Quase cinquenta pessoas foram recebidas pelo presidente em audiências e almoços na última semana, de empresários a ministros. Alguns deles, como o chefe da Casa Civil, Braga Neto, e o ministro da Secretaria de Governo, Luiz Ramos, fizeram testes rápidos e informaram que o resultado foi negativo. Bolsonaro chegou a participar de alguns eventos sem o uso de máscara e desrespeitando o distanciamento social preconizado por autoridades de saúde.

O presidente da Câmara, Rodrigo Maia (DEM-RJ) fará um exame de laboratório. "Vou fazer o exame de sangue para ver se tenho os anticorpos. Porque a verdade já está no sexto dia que estive com o presidente Bolsonaro. Tentei fazer na semana passada, mas o enfermeiro errou no primeiro braço, errou no segundo. E eu tenho que admitir que fiquei com medo e deixei para a próxima semana", disse Maia.

Melhores soluções para a economia

Nesse ambiente político de tentar amenizar embates entre os poderes, ele minimizou a postura do presidente diante do coronavírus. "Tanto o presidente como todos os outros poderes, os entes federados, é preciso que todos compreendam que ainda temos ainda um longo caminho para percorrer. É importante que a gente possa percorrer esse caminho todos unidos olhando as melhores soluções para que o país possa ter uma recuperação mais rápida da economia, e que principalmente que a gente possa continuar contanto com o sistema único de saúde para salvar as vidas dos brasileiros".

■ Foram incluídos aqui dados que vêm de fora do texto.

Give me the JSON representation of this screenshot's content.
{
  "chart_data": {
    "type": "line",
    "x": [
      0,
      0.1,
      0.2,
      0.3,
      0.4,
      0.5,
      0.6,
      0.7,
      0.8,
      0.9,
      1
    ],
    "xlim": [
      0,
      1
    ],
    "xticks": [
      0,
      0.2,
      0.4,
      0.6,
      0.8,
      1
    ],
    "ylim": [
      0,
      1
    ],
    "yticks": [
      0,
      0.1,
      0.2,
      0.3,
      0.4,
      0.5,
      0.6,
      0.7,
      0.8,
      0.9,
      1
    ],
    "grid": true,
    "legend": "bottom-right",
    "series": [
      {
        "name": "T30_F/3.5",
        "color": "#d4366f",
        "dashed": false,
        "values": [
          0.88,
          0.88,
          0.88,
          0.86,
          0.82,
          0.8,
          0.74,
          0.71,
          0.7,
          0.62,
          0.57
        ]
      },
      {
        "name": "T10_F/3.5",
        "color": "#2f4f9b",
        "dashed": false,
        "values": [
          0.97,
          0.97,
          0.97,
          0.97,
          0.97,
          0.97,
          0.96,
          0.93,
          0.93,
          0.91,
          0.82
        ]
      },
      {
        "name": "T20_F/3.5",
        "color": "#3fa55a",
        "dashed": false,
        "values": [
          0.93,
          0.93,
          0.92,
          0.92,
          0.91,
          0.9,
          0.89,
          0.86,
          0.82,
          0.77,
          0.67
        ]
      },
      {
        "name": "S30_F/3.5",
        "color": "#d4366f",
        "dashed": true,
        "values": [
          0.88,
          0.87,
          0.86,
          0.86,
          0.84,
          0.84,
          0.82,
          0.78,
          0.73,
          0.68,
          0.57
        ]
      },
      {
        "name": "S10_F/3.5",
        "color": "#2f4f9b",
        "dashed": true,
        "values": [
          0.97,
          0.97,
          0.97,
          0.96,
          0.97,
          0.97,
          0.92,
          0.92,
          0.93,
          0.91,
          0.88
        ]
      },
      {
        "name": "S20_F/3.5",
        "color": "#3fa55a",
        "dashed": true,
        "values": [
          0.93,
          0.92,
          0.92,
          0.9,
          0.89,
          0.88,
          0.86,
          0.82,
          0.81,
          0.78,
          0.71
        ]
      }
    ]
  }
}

Políticos governistas e de oposição desejaram melhoras para o presidente, mas houve críticas quanto ao seu comportamento. "Como cidadã e como médica, quero que ele se recupere, mas não quero que ele utilize sua doença para fazer propaganda enganosa sobre cloroquina, absolutamente demonstrada já a ineficácia desse remédio para a Covid-19. Muito menos que ele não se preocupe em usar máscara e se isolar. Muito menos que não se preocupem com os que estiveram com ele em fazer também seu isolamento para não contaminar outras pessoas, e que eles também não se preocupem em ser rastreados. Todos têm que ser rastreados, todos têm que ser isolados, todos têm que fazer exames. E é importante que não se utilize também de todas essas notícias para paralisar os processos de investigação no Brasil, inclusive sobre sua família", afirmou a parlamentar do PCdoB do Rio de Janeiro.

O ministro da Justiça, André Mendonça anunciou que vai entrar na Justiça contra a publicação de um texto no jornal Folha de S.Paulo do colunista Hélio Schwartsman, que tem por título "Por que torço para que Bolsonaro morra".